Part of Tiago Francez work stands out for the language he utilises. Like in Pointillism, it is clear that the point is the exclusive element — both a component of a larger organism but also individual within their own discrete identity. In addition to Pointillism, the foundational philosophy behind the work is Kandinskian in its thought and can be understood through Kandinsky’s own unique and almost obvious logic: “Everything starts with a dot.”

“A point marks a position in space.
A point can be a centre. Centre of the universe.
It can be an insignificant fleck of matter or a concentrated locus of power. It can represent a beginning of life or mark its end.
A starting point or a termination. 

It can penetrate like a bullet or pierce like a needle.
A point can represent its own identity or melt into the crown. Depending on its size and density.
In typography, the point is a period. Full stop. In pure geometric terms, a point is a pair of x, y coordinates.
It has no mass at all.
Graphically, a point takes from a dot.
“Everything starts with a dot.”
A dot is a visible mark. A dot is the smallest unit.
A dot is existence coming to exist in relation to itself.
It can be both significant and insignificant.
Hence, a dot is - perfection. Is it divine?
What is it like being a dot?
A dot.
To be or not to be.”


What makes you be one thing?
Is it the emptiness around a point that validates its self, or its unique position in space and time? 

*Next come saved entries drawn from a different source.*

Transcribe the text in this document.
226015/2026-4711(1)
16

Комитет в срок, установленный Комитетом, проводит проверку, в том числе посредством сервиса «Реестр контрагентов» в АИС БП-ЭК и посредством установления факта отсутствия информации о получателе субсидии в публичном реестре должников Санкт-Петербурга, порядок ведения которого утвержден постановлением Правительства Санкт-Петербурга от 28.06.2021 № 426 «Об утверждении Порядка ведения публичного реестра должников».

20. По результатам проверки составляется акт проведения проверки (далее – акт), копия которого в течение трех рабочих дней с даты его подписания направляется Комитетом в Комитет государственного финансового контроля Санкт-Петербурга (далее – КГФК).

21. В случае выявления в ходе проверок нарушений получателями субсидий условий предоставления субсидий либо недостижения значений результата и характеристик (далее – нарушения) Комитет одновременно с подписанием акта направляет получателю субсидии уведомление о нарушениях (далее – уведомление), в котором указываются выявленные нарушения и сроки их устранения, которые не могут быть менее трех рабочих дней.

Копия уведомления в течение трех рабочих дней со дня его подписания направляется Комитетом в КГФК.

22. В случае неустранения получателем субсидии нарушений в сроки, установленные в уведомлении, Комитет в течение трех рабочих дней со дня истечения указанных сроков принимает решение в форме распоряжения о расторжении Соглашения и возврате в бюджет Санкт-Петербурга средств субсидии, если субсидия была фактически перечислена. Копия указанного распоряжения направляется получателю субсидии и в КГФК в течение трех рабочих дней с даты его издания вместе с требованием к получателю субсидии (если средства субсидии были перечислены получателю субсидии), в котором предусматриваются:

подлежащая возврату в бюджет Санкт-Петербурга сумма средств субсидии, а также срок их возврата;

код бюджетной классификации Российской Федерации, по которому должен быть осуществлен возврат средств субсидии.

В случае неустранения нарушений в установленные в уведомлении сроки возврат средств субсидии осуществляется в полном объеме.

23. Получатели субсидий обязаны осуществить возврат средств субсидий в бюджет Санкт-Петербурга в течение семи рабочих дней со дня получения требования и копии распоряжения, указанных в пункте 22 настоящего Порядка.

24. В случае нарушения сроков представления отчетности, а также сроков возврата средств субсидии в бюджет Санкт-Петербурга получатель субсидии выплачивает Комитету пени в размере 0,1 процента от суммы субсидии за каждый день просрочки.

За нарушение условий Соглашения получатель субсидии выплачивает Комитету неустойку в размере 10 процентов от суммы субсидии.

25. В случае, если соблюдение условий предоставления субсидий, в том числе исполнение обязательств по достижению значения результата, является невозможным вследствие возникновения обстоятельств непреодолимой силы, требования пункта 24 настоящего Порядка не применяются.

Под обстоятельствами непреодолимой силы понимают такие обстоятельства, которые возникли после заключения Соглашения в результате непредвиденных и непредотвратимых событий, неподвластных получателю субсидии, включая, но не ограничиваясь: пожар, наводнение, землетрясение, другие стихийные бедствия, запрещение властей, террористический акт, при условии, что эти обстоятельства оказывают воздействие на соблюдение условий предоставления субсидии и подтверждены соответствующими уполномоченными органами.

This question drives the creative process of the artist Tiago Francez. The question is also one of origin and is strongly linked to his personal search for identity. In his paintings he explores the creation of life and the fragile embryonic state of the neonate and subsequent transition. The dots that combine to a whole in the beholder's eye are gradually placed on a surface to give birth to the form and anti-form, which manifests only through the presence or absence of light. As an artist, Francez works with unbridled passion, diligence and great technical precision, to create the corporeal manifestations of his philosophy.